O presidente da Aigi, Nicola Convertino, definiu o movimento como “um ato extremo e doloroso”, apontando, porém, a sua inevitabilidade face ao prazo fixado para outubro, quando está prevista a fechamento da área a quente. A associação qualificou o episódio como uma “derrota industrial, política, econômica e sobretudo humana”, alertando para o risco de confundir a crise da planta com o destino de milhares de famílias e empresas que dependem da siderurgia tarantina.
Os sindicatos reforçam o sinal de alarme: nos últimos dias já haviam denunciado a possibilidade de uma séria emergência social e ocupacional em Taranto e solicitaram uma intervenção do governo para travar os licenciamentos coletivos. A preocupação não se limita aos postos de trabalho diretamente afetados — trata-se de uma tensão sobre todo o motor econômico regional que gira em torno do complexo siderúrgico.

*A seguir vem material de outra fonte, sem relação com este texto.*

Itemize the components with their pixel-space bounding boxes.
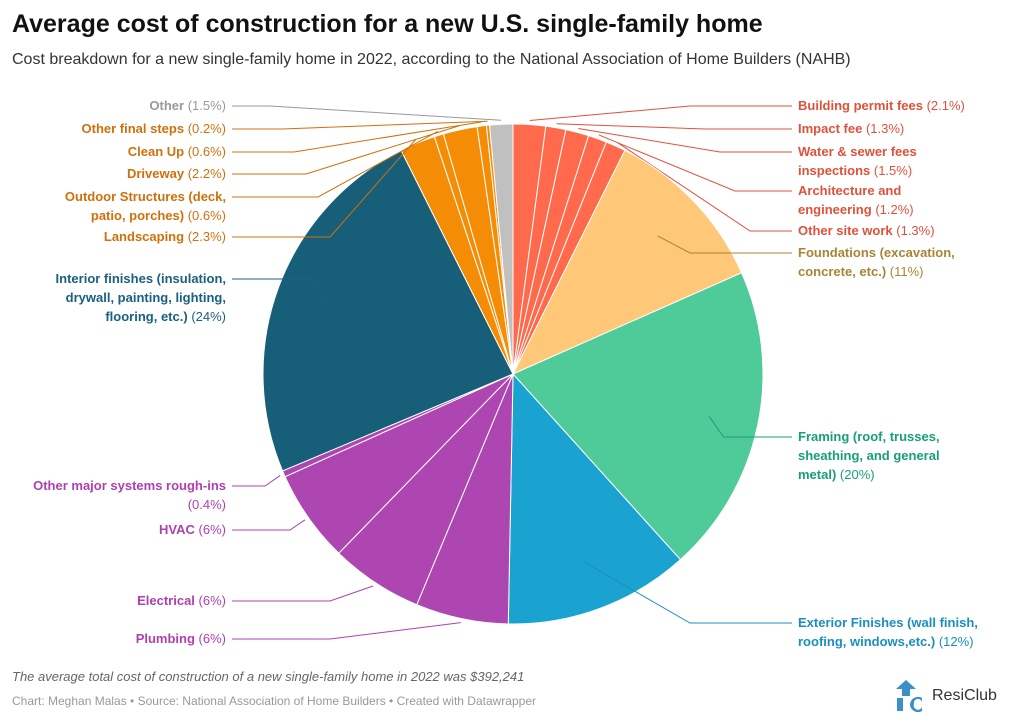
- slice-label-value: (2.2%): [187, 166, 226, 181]
- slice-label-name: Clean Up: [127, 144, 185, 159]
- leader-line-6: [708, 415, 792, 438]
- slice-label-name: Water & sewer fees inspections: [798, 144, 917, 178]
- slice-label-name: HVAC: [159, 522, 195, 537]
- slice-label-value: (24%): [191, 309, 226, 324]
- leader-line-8: [232, 622, 461, 640]
- leader-line-5: [657, 235, 792, 254]
- pie-slice-7[interactable]: [507, 372, 682, 625]
- slice-label-value: (6%): [198, 631, 226, 646]
- leader-line-13: [232, 138, 417, 238]
- slice-label-value: (20%): [839, 467, 875, 482]
- slice-label-13: Landscaping (2.3%): [104, 227, 226, 246]
- slice-label-name: Architecture and engineering: [798, 183, 902, 217]
- slice-label-0: Building permit fees (2.1%): [798, 96, 965, 115]
- slice-label-1: Impact fee (1.3%): [798, 119, 904, 138]
- slice-label-name: Building permit fees: [798, 98, 923, 113]
- leader-line-15: [232, 125, 460, 175]
- resiclub-logo: ResiClub: [896, 680, 997, 712]
- slice-label-value: (12%): [938, 634, 974, 649]
- slice-label-11: Other major systems rough-ins (0.4%): [0, 476, 226, 514]
- slice-label-value: (2.3%): [187, 229, 226, 244]
- slice-label-value: (6%): [198, 593, 226, 608]
- footnote: The average total cost of construction o…: [12, 669, 525, 684]
- slice-label-17: Other final steps (0.2%): [82, 119, 227, 138]
- pie-slice-18[interactable]: [488, 123, 514, 375]
- leader-line-10: [232, 519, 306, 531]
- leader-line-17: [232, 120, 488, 130]
- slice-label-value: (6%): [198, 522, 226, 537]
- leader-line-14: [232, 130, 438, 198]
- slice-label-name: Driveway: [126, 166, 185, 181]
- slice-label-name: Landscaping: [103, 229, 185, 244]
- leader-line-18: [232, 105, 502, 121]
- leader-line-11: [232, 475, 281, 487]
- slice-label-value: (1.3%): [865, 121, 905, 136]
- leader-line-3: [598, 134, 792, 192]
- pie-slice-6[interactable]: [512, 272, 764, 561]
- slice-label-12: Interior finishes (insulation, drywall, …: [36, 269, 226, 326]
- slice-label-name: Other major systems rough-ins: [33, 478, 226, 493]
- logo-text: ResiClub: [932, 687, 997, 704]
- leader-line-9: [232, 585, 374, 602]
- slice-label-name: Outdoor Structures (deck, patio, porches…: [64, 189, 226, 223]
- slice-label-8: Plumbing (6%): [136, 629, 226, 648]
- slice-label-name: Electrical: [137, 593, 195, 608]
- slice-label-name: Impact fee: [798, 121, 863, 136]
- slice-label-2: Water & sewer fees inspections (1.5%): [798, 142, 973, 180]
- slice-label-10: HVAC (6%): [159, 520, 226, 539]
- slice-label-name: Other: [149, 98, 185, 113]
- leader-line-0: [529, 105, 792, 122]
- leader-line-12: [232, 278, 326, 305]
- slice-label-3: Architecture and engineering (1.2%): [798, 181, 973, 219]
- slice-label-value: (0.6%): [187, 144, 226, 159]
- slice-label-value: (1.5%): [873, 163, 913, 178]
- pie-slice-12[interactable]: [262, 149, 514, 472]
- slice-label-value: (0.4%): [187, 497, 226, 512]
- slice-label-value: (11%): [889, 264, 924, 279]
- slice-label-15: Driveway (2.2%): [127, 164, 226, 183]
- slice-label-16: Clean Up (0.6%): [128, 142, 226, 161]
- slice-label-name: Other final steps: [81, 121, 185, 136]
- leader-line-16: [232, 121, 482, 153]
- slice-label-value: (1.5%): [187, 98, 226, 113]
- slice-label-value: (0.2%): [187, 121, 226, 136]
- chart-title: Average cost of construction for a new U…: [12, 10, 763, 38]
- slice-label-4: Other site work (1.3%): [798, 221, 935, 240]
- slice-label-name: Foundations (excavation, concrete, etc.): [798, 245, 955, 279]
- slice-label-value: (1.2%): [875, 202, 914, 217]
- slice-label-name: Plumbing: [135, 631, 195, 646]
- slice-label-18: Other (1.5%): [149, 96, 226, 115]
- slice-label-7: Exterior Finishes (wall finish, roofing,…: [798, 613, 988, 651]
- slice-label-name: Other site work: [798, 223, 893, 238]
- leader-line-1: [556, 123, 792, 130]
- leader-line-7: [582, 560, 792, 624]
- slice-label-9: Electrical (6%): [137, 591, 226, 610]
- slice-label-value: (0.6%): [187, 208, 226, 223]
- chart-subtitle: Cost breakdown for a new single-family h…: [12, 51, 851, 68]
- resiclub-logo-icon: [896, 680, 922, 712]
- slice-label-14: Outdoor Structures (deck, patio, porches…: [41, 187, 226, 225]
- slice-label-name: Interior finishes (insulation, drywall, …: [55, 271, 226, 324]
- slice-label-6: Framing (roof, trusses, sheathing, and g…: [798, 427, 968, 484]
- source-line: Chart: Meghan Malas • Source: National A…: [12, 694, 536, 708]
- leader-line-2: [578, 128, 792, 153]
- slice-label-5: Foundations (excavation, concrete, etc.)…: [798, 243, 958, 281]
- pie-slice-5[interactable]: [511, 149, 743, 376]
- slice-label-name: Exterior Finishes (wall finish, roofing,…: [798, 615, 978, 649]
- leader-line-4: [617, 141, 792, 232]
- slice-label-value: (1.3%): [896, 223, 935, 238]
- slice-label-name: Framing (roof, trusses, sheathing, and g…: [798, 429, 940, 482]
- slice-label-value: (2.1%): [926, 98, 965, 113]
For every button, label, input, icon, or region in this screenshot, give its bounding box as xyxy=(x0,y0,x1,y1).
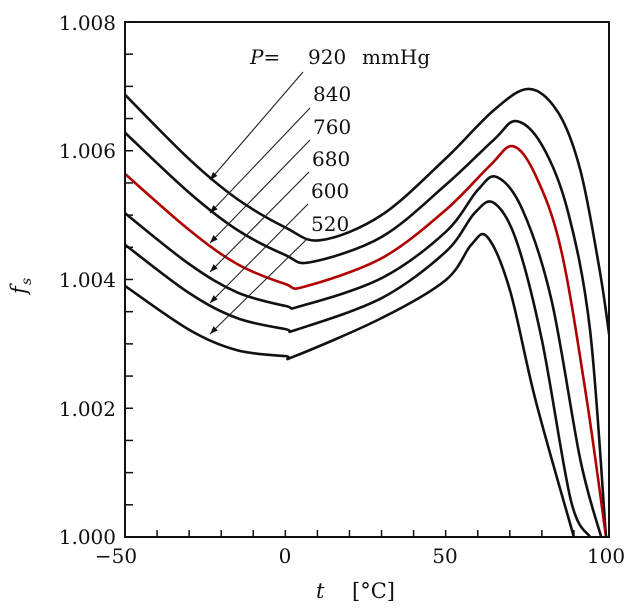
ticks-group xyxy=(124,21,607,538)
series-label-760: 760 xyxy=(313,115,351,139)
series-label-680: 680 xyxy=(312,147,350,171)
y-tick-label: 1.002 xyxy=(59,397,116,421)
legend-unit: mmHg xyxy=(362,45,430,69)
plot-frame xyxy=(124,21,610,538)
curves-group xyxy=(125,87,609,537)
y-tick-label: 1.006 xyxy=(59,139,116,163)
pointer-arrow-760 xyxy=(209,235,218,243)
pointer-arrow-920 xyxy=(209,171,218,180)
y-axis-label: f s xyxy=(7,278,35,296)
pointer-line-920 xyxy=(209,71,304,181)
series-label-600: 600 xyxy=(311,179,349,203)
y-tick-label: 1.004 xyxy=(59,268,116,292)
series-line-920 xyxy=(125,87,609,336)
series-label-920: 920 xyxy=(308,45,346,69)
pointer-arrow-840 xyxy=(209,205,218,213)
series-line-600 xyxy=(125,200,592,537)
series-line-680 xyxy=(125,175,603,537)
x-axis-label-var: t xyxy=(316,579,325,603)
x-tick-label: 100 xyxy=(587,544,625,568)
legend-title: P= xyxy=(249,45,280,69)
x-tick-label: 0 xyxy=(279,544,292,568)
pointer-line-760 xyxy=(209,139,311,244)
x-tick-label: 50 xyxy=(432,544,457,568)
pointer-line-840 xyxy=(209,107,311,214)
y-tick-label: 1.000 xyxy=(59,525,116,549)
series-line-840 xyxy=(125,119,608,537)
series-label-840: 840 xyxy=(313,82,351,106)
x-axis-label-unit: [°C] xyxy=(352,579,395,603)
x-tick-label: −50 xyxy=(95,544,137,568)
series-line-520 xyxy=(125,232,576,537)
y-tick-label: 1.008 xyxy=(59,11,116,35)
pointer-line-520 xyxy=(209,237,309,335)
pointer-line-600 xyxy=(209,203,309,304)
pointer-arrow-600 xyxy=(209,295,218,303)
pointer-arrow-680 xyxy=(209,264,218,272)
legend-p-symbol: P= xyxy=(249,45,280,69)
y-axis-label-var: f xyxy=(7,283,31,296)
pointer-arrow-520 xyxy=(209,326,218,334)
y-axis-label-sub: s xyxy=(19,278,35,285)
series-line-760 xyxy=(125,144,608,537)
pointer-line-680 xyxy=(209,171,310,273)
pointer-lines-group xyxy=(209,71,311,335)
series-label-520: 520 xyxy=(311,212,349,236)
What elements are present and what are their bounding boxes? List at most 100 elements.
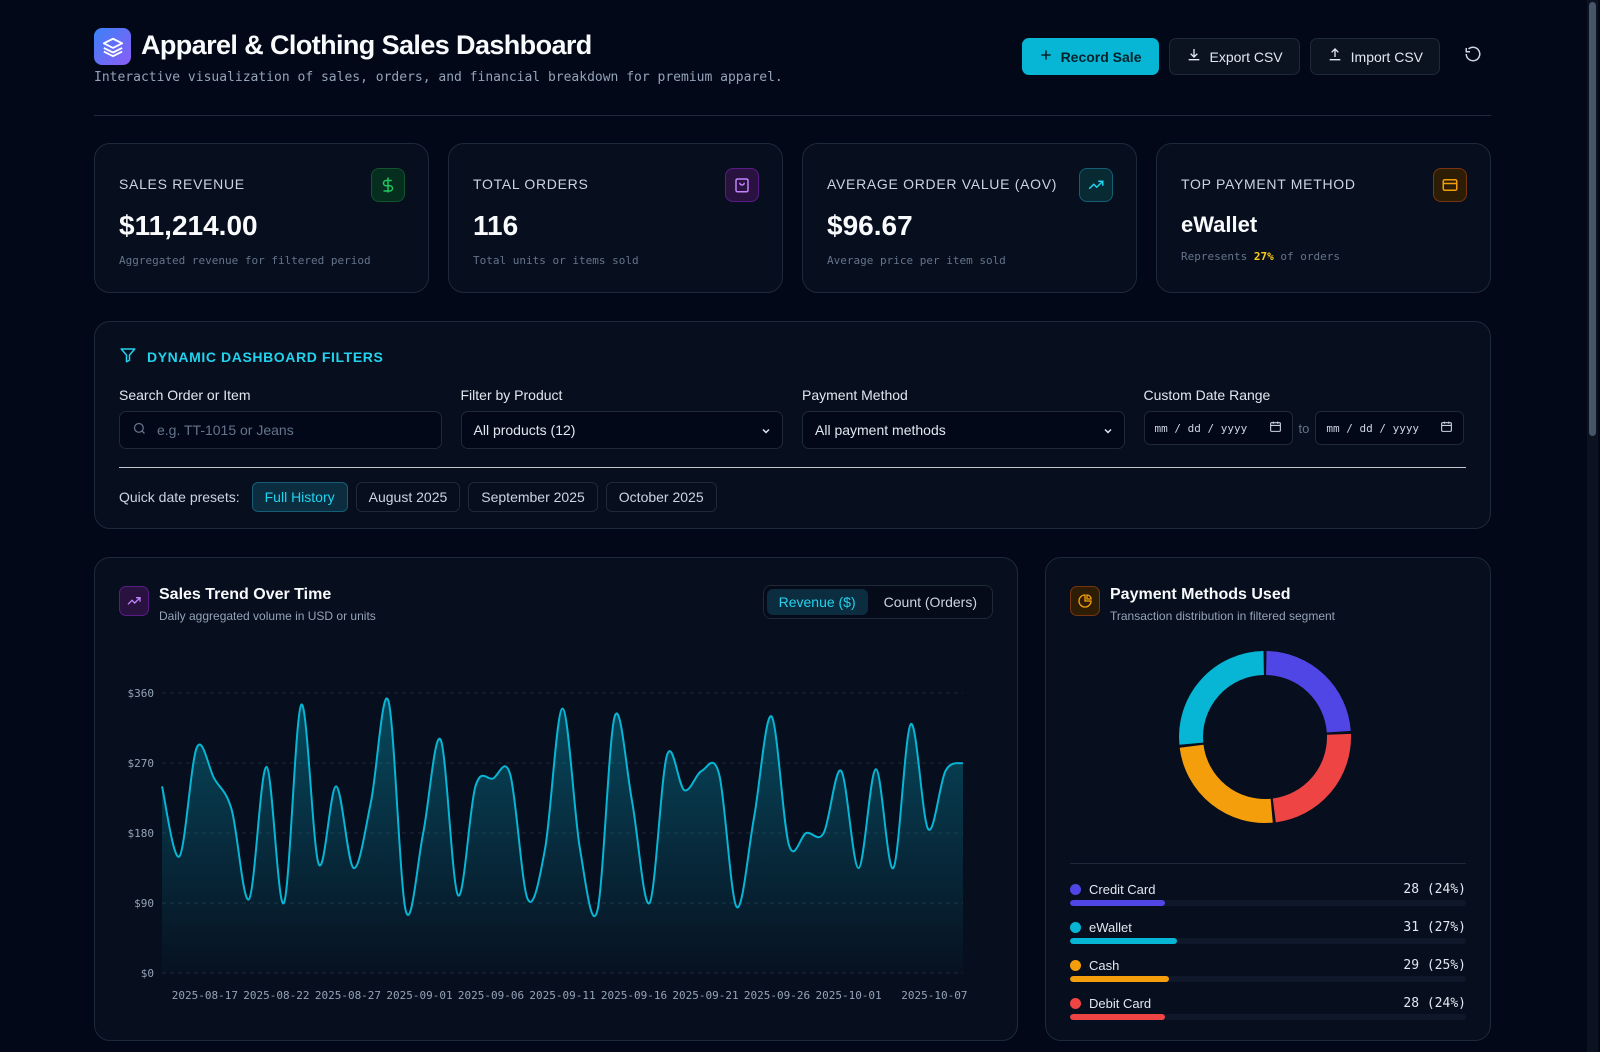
legend-label: Debit Card (1089, 995, 1152, 1011)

Este passo marca uma aceleração na crise: enquanto permanece em aberto o dossiê sobre o futuro industrial do ex-Ilva e a transição para a descarbonização, o ecossistema de fornecedores começa a materialmente pagar o preço do encerramento da área a quente. Em termos de cadeia produtiva, a perda de contratos e de fluxo de caixa funciona como uma falha de sincronização num motor complexo, com efeitos em série que podem comprometer fornecedores, subcontratados e serviços locais.
Do ponto de vista macroeconômico e social, a situação exige uma calibragem de políticas públicas: combinações de medidas de proteção social, programas de reconversão e política industrial clara que possibilite uma transição com menos ruptura. Sem uma intervenção rápida do poder público e sem um plano industrial credível, a região corre o risco de ver esvair-se não apenas empregos, mas também competências técnicas e bases produtivas difíceis de recompor.
Como economista e estrategista de mercado, observo que a melhor resposta demanda coordenação entre Estado, empresas e sindicatos — e instrumentos que vão além do protelamento político: linhas de financiamento para modernização, incentivos para projetos de descarbonização e um cronograma de transição que minimize o impacto sobre a força de trabalho. Sem isso, os freios fiscais e regulatórios podem acabar imobilizando a aceleração necessária para uma real transformação da indústria siderúrgica.
Em Taranto, a próxima etapa será de negociações tensas. O relógio até outubro dita o ritmo; as próximas semanas serão decisivas para determinar se será possível amortecer a queda ou se a região sofrerá uma descontinuidade produtiva de grande proporção. O que está em jogo é a saúde do motor econômico local e a vida profissional de milhares de pessoas.